Quantum-Inspired Trace-Augmented Evidence Selection for Reasoning over Structured Hypothesis Spaces
Pith reviewed 2026-06-27 21:55 UTC · model grok-4.3
The pith
Treating chain-of-thought selection as higher-order binary optimization preserves minority hypotheses in legal reasoning.
A machine-rendered reading of the paper's core claim, the machinery that carries it, and where it could break.
Core claim
EP-HUBO generates multiple CoT traces with a small local model, parses fragments into per-hypothesis evidence pools, solves a higher-order unconstrained binary optimisation per pool with quality-derived weights, and delegates a single adjudication call per question to a frontier model. HUBO-style optimisation gives a principled way to aggregate reasoning fragments while preserving minority-but-correct hypotheses, and is most valuable in low-contamination domains where frontier models have not already absorbed the benchmark material.
What carries the argument
Evidence Pool Higher-Order Binary Optimisation (EP-HUBO), which formulates evidence selection as a HUBO problem with quality-derived weights for relevance, specificity, and distinctiveness.
If this is right
- Well-supported but minority hypotheses can override noisy majorities in evidence-intensive legal tasks.

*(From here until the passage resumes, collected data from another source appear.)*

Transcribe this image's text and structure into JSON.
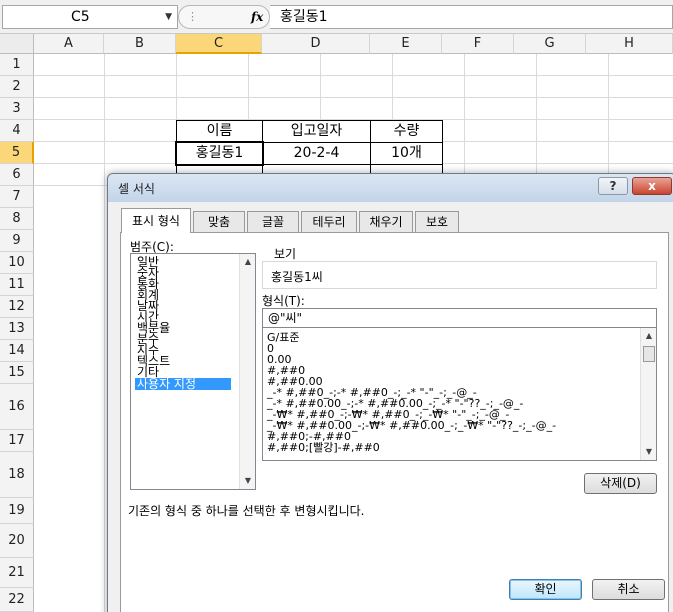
{
  "formula_bar": {
    "name_box": "C5",
    "fx_label": "fx",
    "formula_value": "홍길동1"
  },
  "sheet": {
    "columns": [
      "A",
      "B",
      "C",
      "D",
      "E",
      "F",
      "G",
      "H"
    ],
    "selected_column": "C",
    "rows": [
      "1",
      "2",
      "3",
      "4",
      "5",
      "6",
      "7",
      "8",
      "9",
      "10",
      "11",
      "12",
      "13",
      "14",
      "15",
      "16",
      "17",
      "18",
      "19",
      "20",
      "21",
      "22"
    ],
    "selected_row": "5",
    "table": {
      "headers": [
        "이름",
        "입고일자",
        "수량"
      ],
      "row5": [
        "홍길동1",
        "20-2-4",
        "10개"
      ]
    }
  },
  "dialog": {
    "title": "셀 서식",
    "help_label": "?",
    "close_label": "x",
    "tabs": [
      "표시 형식",
      "맞춤",
      "글꼴",
      "테두리",
      "채우기",
      "보호"
    ],
    "active_tab": "표시 형식",
    "category_label": "범주(C):",
    "categories": [
      "일반",
      "숫자",
      "통화",
      "회계",
      "날짜",
      "시간",
      "백분율",
      "분수",
      "지수",
      "텍스트",
      "기타",
      "사용자 지정"
    ],
    "selected_category": "사용자 지정",
    "preview_label": "보기",
    "preview_value": "홍길동1씨",
    "type_label": "형식(T):",
    "type_value": "@\"씨\"",
    "type_list": [
      "G/표준",
      "0",
      "0.00",
      "#,##0",
      "#,##0.00",
      "_-* #,##0_-;-* #,##0_-;_-* \"-\"_-;_-@_-",
      "_-* #,##0.00_-;-* #,##0.00_-;_-* \"-\"??_-;_-@_-",
      "_-₩* #,##0_-;-₩* #,##0_-;_-₩* \"-\"_-;_-@_-",
      "_-₩* #,##0.00_-;-₩* #,##0.00_-;_-₩* \"-\"??_-;_-@_-",
      "#,##0;-#,##0",
      "#,##0;[빨강]-#,##0"
    ],
    "delete_button": "삭제(D)",
    "description": "기존의 형식 중 하나를 선택한 후 변형시킵니다.",
    "ok_button": "확인",
    "cancel_button": "취소"
  }
}
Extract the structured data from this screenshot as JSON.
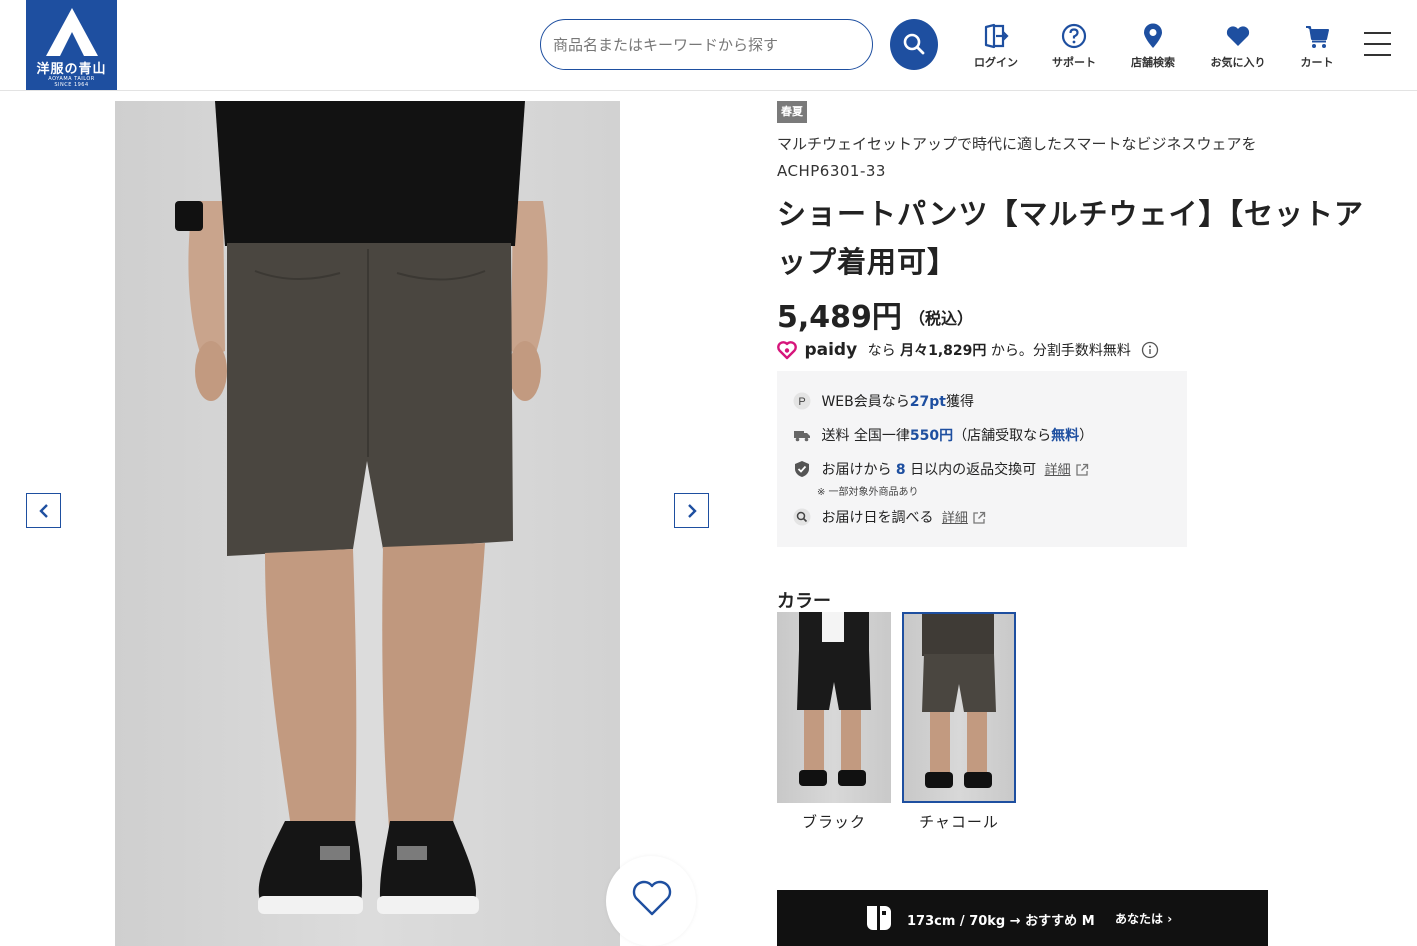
{
  "header": {
    "logo_text_ja": "洋服の青山",
    "logo_text_en_line1": "AOYAMA TAILOR",
    "logo_text_en_line2": "SINCE 1964",
    "search_placeholder": "商品名またはキーワードから探す",
    "nav": [
      {
        "label": "ログイン",
        "icon": "login-icon"
      },
      {
        "label": "サポート",
        "icon": "help-icon"
      },
      {
        "label": "店舗検索",
        "icon": "location-pin-icon"
      },
      {
        "label": "お気に入り",
        "icon": "heart-icon"
      },
      {
        "label": "カート",
        "icon": "cart-icon"
      }
    ]
  },
  "product": {
    "season_tag": "春夏",
    "catch_copy": "マルチウェイセットアップで時代に適したスマートなビジネスウェアを",
    "sku": "ACHP6301-33",
    "title": "ショートパンツ【マルチウェイ】【セットアップ着用可】",
    "price": "5,489円",
    "tax_note": "（税込）",
    "paidy": {
      "brand": "paidy",
      "prefix": "なら",
      "monthly": "月々1,829円",
      "suffix": "から。分割手数料無料"
    },
    "benefits": {
      "points_prefix": "WEB会員なら",
      "points_value": "27pt",
      "points_suffix": "獲得",
      "shipping_prefix": "送料 全国一律",
      "shipping_value": "550円",
      "shipping_mid": "（店舗受取なら",
      "shipping_free": "無料",
      "shipping_suffix": "）",
      "returns_prefix": "お届けから",
      "returns_days": "8",
      "returns_suffix": "日以内の返品交換可",
      "returns_link": "詳細",
      "returns_note": "※ 一部対象外商品あり",
      "delivery_text": "お届け日を調べる",
      "delivery_link": "詳細"
    },
    "color_heading": "カラー",
    "colors": [
      {
        "label": "ブラック",
        "selected": false,
        "swatch": "#1a1a1a"
      },
      {
        "label": "チャコール",
        "selected": true,
        "swatch": "#4a4640"
      }
    ],
    "fit": {
      "text": "173cm / 70kg → おすすめ M",
      "you": "あなたは"
    }
  },
  "colors": {
    "brand": "#1e4fa0",
    "paidy": "#d6157b",
    "pants_charcoal": "#4a4640"
  }
}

- The approach applies to two evidence-intensive legal benchmarks and can run via simulated annealing or a photonic entropy-quantum machine.
- The method is most valuable in low-contamination domains where frontier models have not absorbed the benchmark material.
- A single frontier-model adjudication call per question suffices after the optimization step.
Where Pith is reading between the lines
- The same optimization framing could extend to other structured reasoning tasks that require distinguishing subtle evidence differences.
- Comparing performance on contaminated versus uncontaminated benchmarks would isolate when the method adds value beyond frontier-model knowledge.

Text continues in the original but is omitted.